We all know that carbon dioxide from burning fossil fuels in factories, power stations, cars and homes is the main contributor to climate change.

Joggers may have been unwittingly contributing to climate change because of the way their footwear was made (Picture: Ross Land/Getty Images)

Joggers may have been unwittingly contributing to climate change because of the way their footwear was made (Picture: Ross Land/Getty Images)

Some of us know that methane, from farming and landfill sites, is also an important greenhouse gas. Most people know nothing at all about a gas which is 23,000 times worse for the climate than carbon dioxide and has been used for years in electrical switchgear and even cushioned trainers.

Sulphur hexafluoride, or SF6, is a human-made, colourless, odourless, non-toxic and non-flammable gas. Discovered in 1901, it is mostly used as an insulating gas in electrical switchgear but also in metal production, as a tracer gas in looking at how pollutants move about, and even to drive torpedoes. It was also used in airborne military radar and as cushioning gas in training shoes when they were introduced in the late 1990s.

SF6 has had a positive environmental and health impact where it has replaced the toxic polychlorinated biphenyls in large electrical transformers. Sadly, it has a dirty little secret: it is an extremely potent greenhouse gas.

Scotland’s climate laws target two groups and two individual industrial chemicals containing fluorine, known collectively as the F-gases, in addition to carbon dioxide, methane and nitrous oxide. SF6 is the most dangerous for the climate, with a single molecule trapping as much heat in the atmosphere as nearly 23,000 molecules of carbon dioxide over a 100-year period. Once released, it is expected to hang about in the atmosphere for more than 3,000 years.

When a certain well-known brand of footwear makers realised they were selling shoes containing one of the world’s worst climate-wrecking gases, they leapt into action to look for an alternative. After more than ten years, they concluded the answer was… nitrogen. You know, the gas that makes up 80 per cent of the Earth’s atmosphere, is the most common pure element on the planet and is the seventh most common element in the whole galaxy. You have to wonder how hard they were looking.

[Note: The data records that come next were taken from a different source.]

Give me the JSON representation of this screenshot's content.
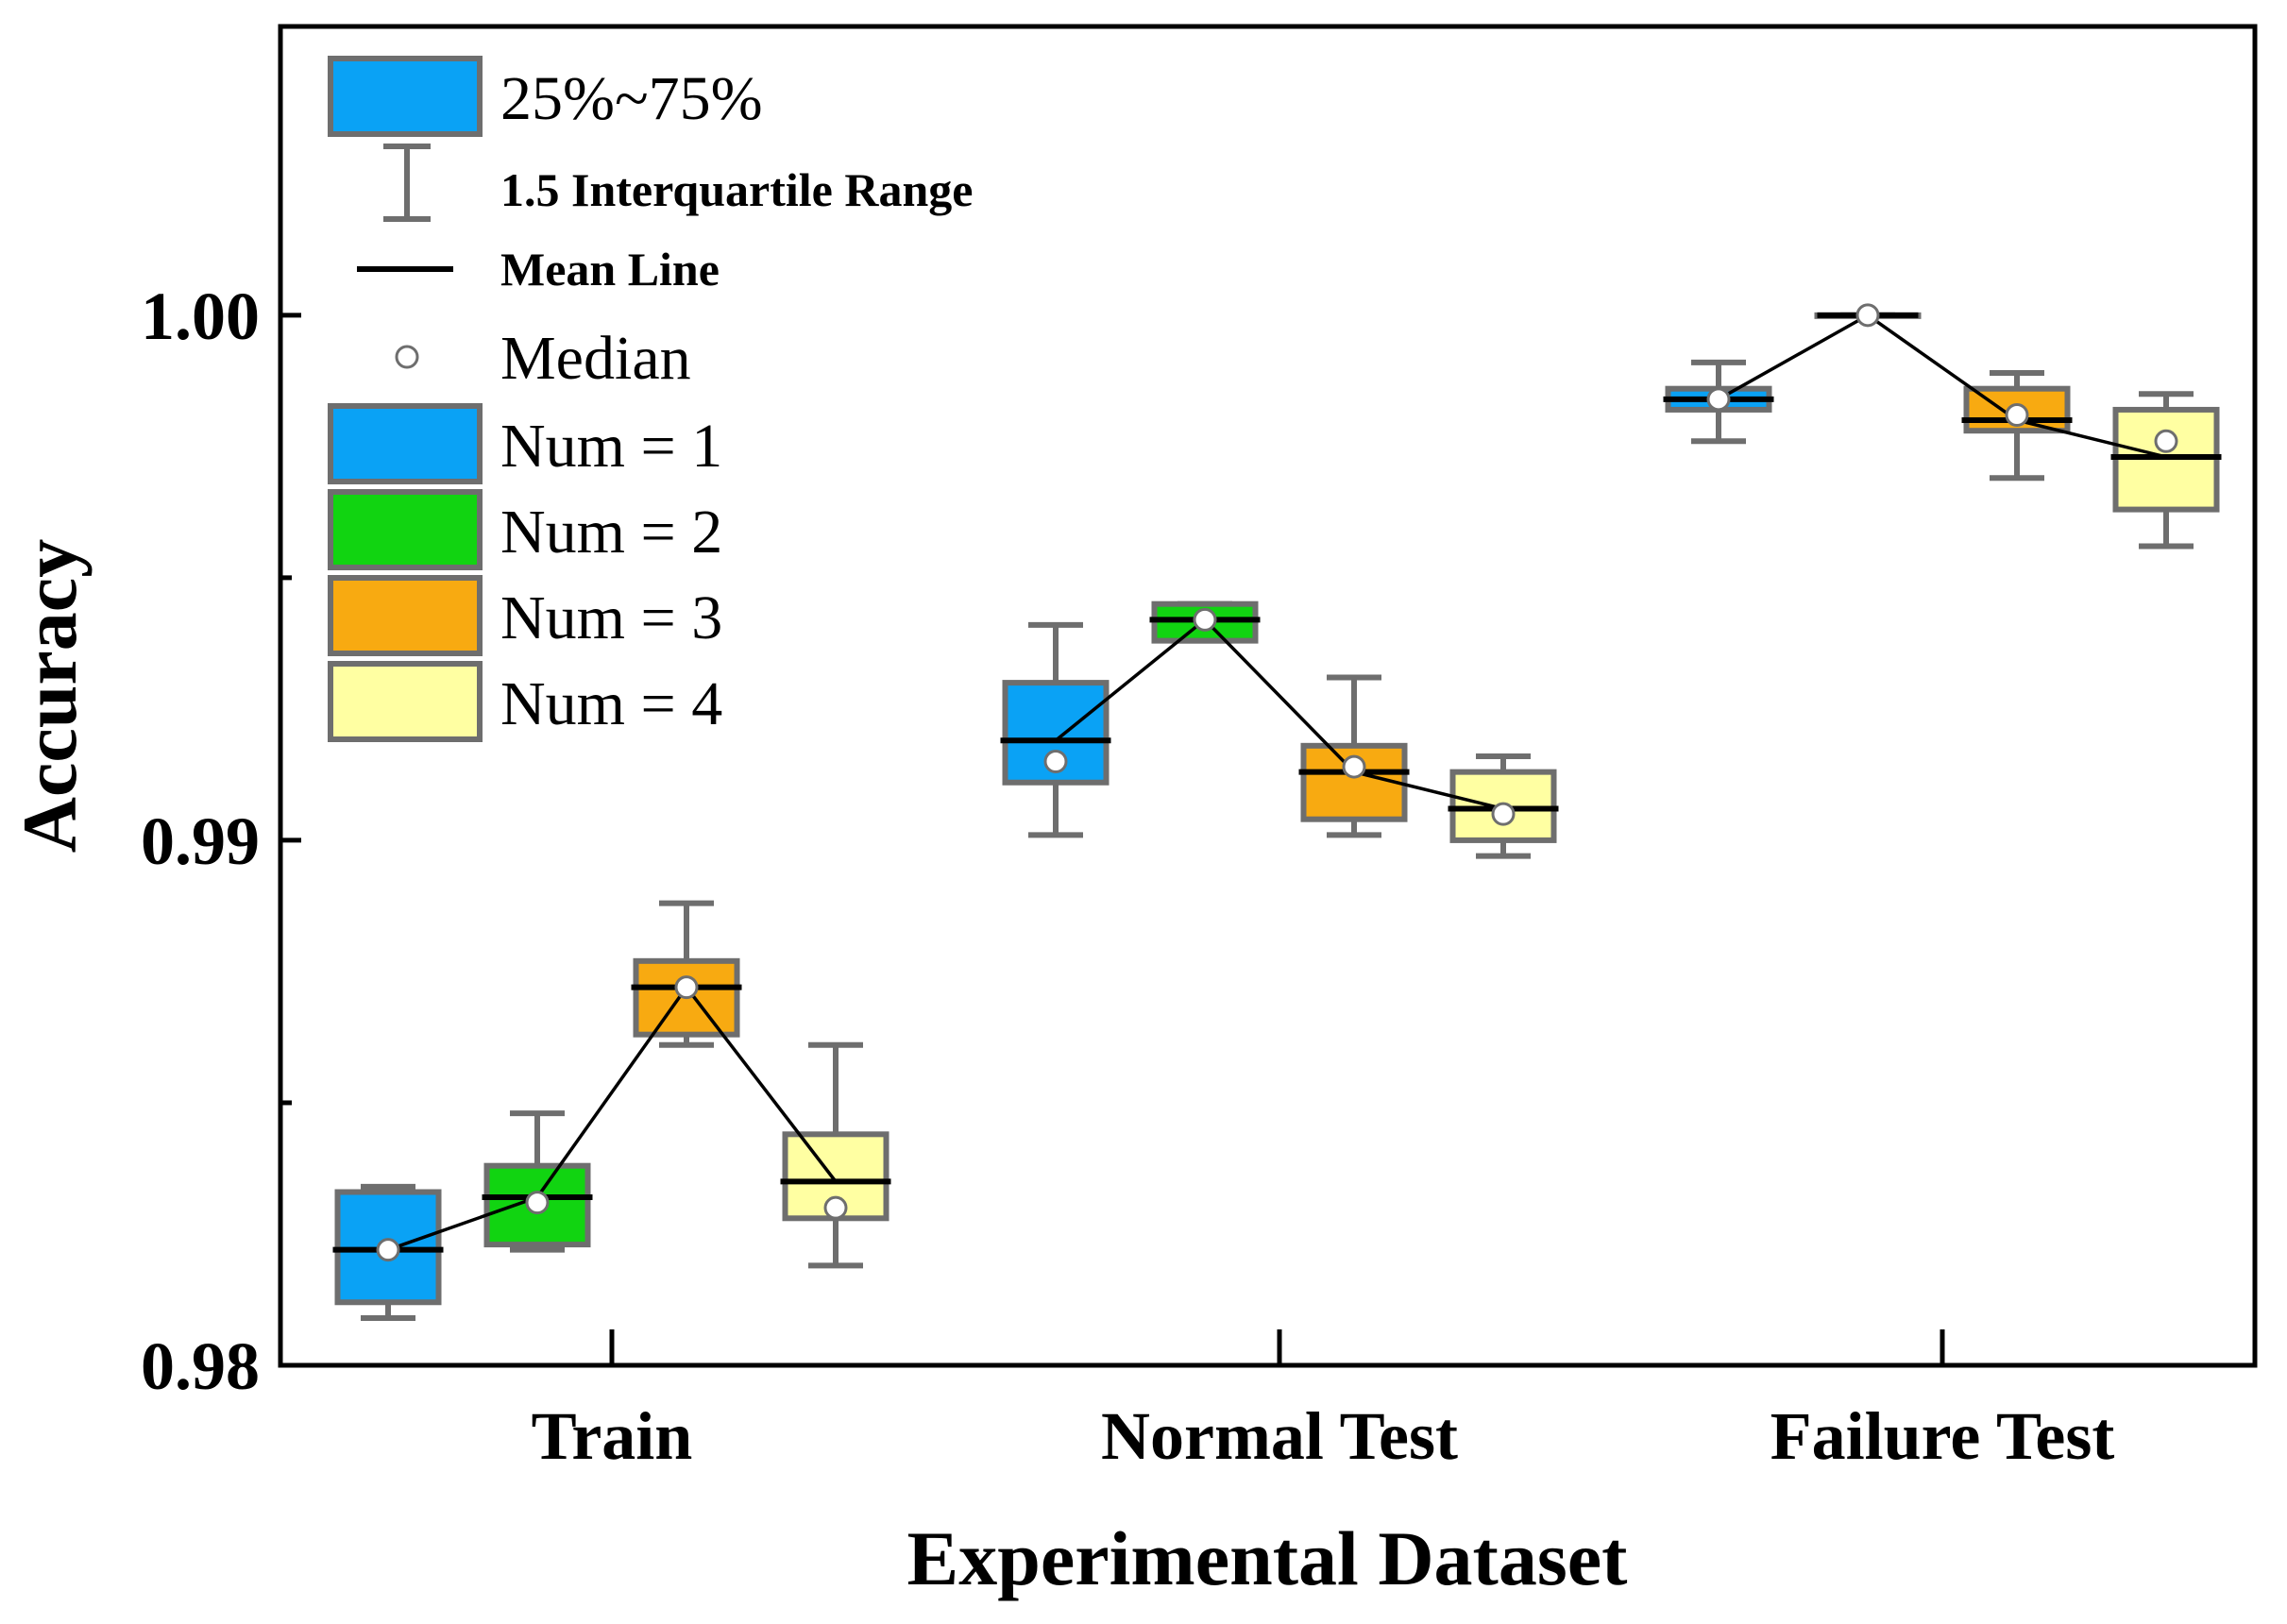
{
  "chart_data": {
    "type": "box",
    "xlabel": "Experimental Dataset",
    "ylabel": "Accuracy",
    "ylim": [
      0.98,
      1.0055
    ],
    "yticks": [
      0.98,
      0.99,
      1.0
    ],
    "ytick_labels": [
      "0.98",
      "0.99",
      "1.00"
    ],
    "categories": [
      "Train",
      "Normal Test",
      "Failure Test"
    ],
    "series": [
      {
        "name": "Num = 1",
        "color": "#0aa2f5",
        "boxes": [
          {
            "whisker_low": 0.9809,
            "q1": 0.9812,
            "median": 0.9822,
            "mean": 0.9822,
            "q3": 0.9833,
            "whisker_high": 0.9834
          },
          {
            "whisker_low": 0.9901,
            "q1": 0.9911,
            "median": 0.9915,
            "mean": 0.9919,
            "q3": 0.993,
            "whisker_high": 0.9941
          },
          {
            "whisker_low": 0.9976,
            "q1": 0.9982,
            "median": 0.9984,
            "mean": 0.9984,
            "q3": 0.9986,
            "whisker_high": 0.9991
          }
        ]
      },
      {
        "name": "Num = 2",
        "color": "#11d411",
        "boxes": [
          {
            "whisker_low": 0.9822,
            "q1": 0.9823,
            "median": 0.9831,
            "mean": 0.9832,
            "q3": 0.9838,
            "whisker_high": 0.9848
          },
          {
            "whisker_low": 0.9938,
            "q1": 0.9938,
            "median": 0.9942,
            "mean": 0.9942,
            "q3": 0.9945,
            "whisker_high": 0.9945
          },
          {
            "whisker_low": 1.0,
            "q1": 1.0,
            "median": 1.0,
            "mean": 1.0,
            "q3": 1.0,
            "whisker_high": 1.0
          }
        ]
      },
      {
        "name": "Num = 3",
        "color": "#f8aa11",
        "boxes": [
          {
            "whisker_low": 0.9861,
            "q1": 0.9863,
            "median": 0.9872,
            "mean": 0.9872,
            "q3": 0.9877,
            "whisker_high": 0.9888
          },
          {
            "whisker_low": 0.9901,
            "q1": 0.9904,
            "median": 0.9914,
            "mean": 0.9913,
            "q3": 0.9918,
            "whisker_high": 0.9931
          },
          {
            "whisker_low": 0.9969,
            "q1": 0.9978,
            "median": 0.9981,
            "mean": 0.998,
            "q3": 0.9986,
            "whisker_high": 0.9989
          }
        ]
      },
      {
        "name": "Num = 4",
        "color": "#ffffa2",
        "boxes": [
          {
            "whisker_low": 0.9819,
            "q1": 0.9828,
            "median": 0.983,
            "mean": 0.9835,
            "q3": 0.9844,
            "whisker_high": 0.9861
          },
          {
            "whisker_low": 0.9897,
            "q1": 0.99,
            "median": 0.9905,
            "mean": 0.9906,
            "q3": 0.9913,
            "whisker_high": 0.9916
          },
          {
            "whisker_low": 0.9956,
            "q1": 0.9963,
            "median": 0.9976,
            "mean": 0.9973,
            "q3": 0.9982,
            "whisker_high": 0.9985
          }
        ]
      }
    ],
    "legend": {
      "position": "top-left",
      "iqr_label": "25%~75%",
      "range_label": "1.5 Interquartile Range",
      "mean_label": "Mean Line",
      "median_label": "Median"
    },
    "colors": {
      "box_stroke": "#6e6e6e",
      "mean_line": "#000000",
      "connector": "#000000",
      "axis": "#000000"
    }
  }
}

In Scotland, our SF6 emissions are fortunately very small and declining. Between 1990 and 2019, emissions rose to a peak around 2000, fell quite sharply and have been running relatively flat for the last decade, with an overall reduction since 1990 of nearly 20 per cent.

Military use declined to almost zero so the remaining challenge is to replace electrical systems that use SF6. Most uses are in closed systems so the emissions are the result of leaks or equipment being destroyed at the end of its life, which means the actual estimates of emissions are rather uncertain.

A European law required the combined sales of the F-gases to be reduced by two-thirds by 2030 from 2014 levels. The EU is currently reviewing how well this law is working. A quota system is in operation if you want to make or sell F-gases but, because of Brexit, the law itself and its targets now need to be translated into a UK or Scottish law.

In the fight to reduce climate change emissions, every little bit helps. Unless action is taken, what looks like a tiny contribution today will look like a much bigger problem as we approach zero emissions in the future.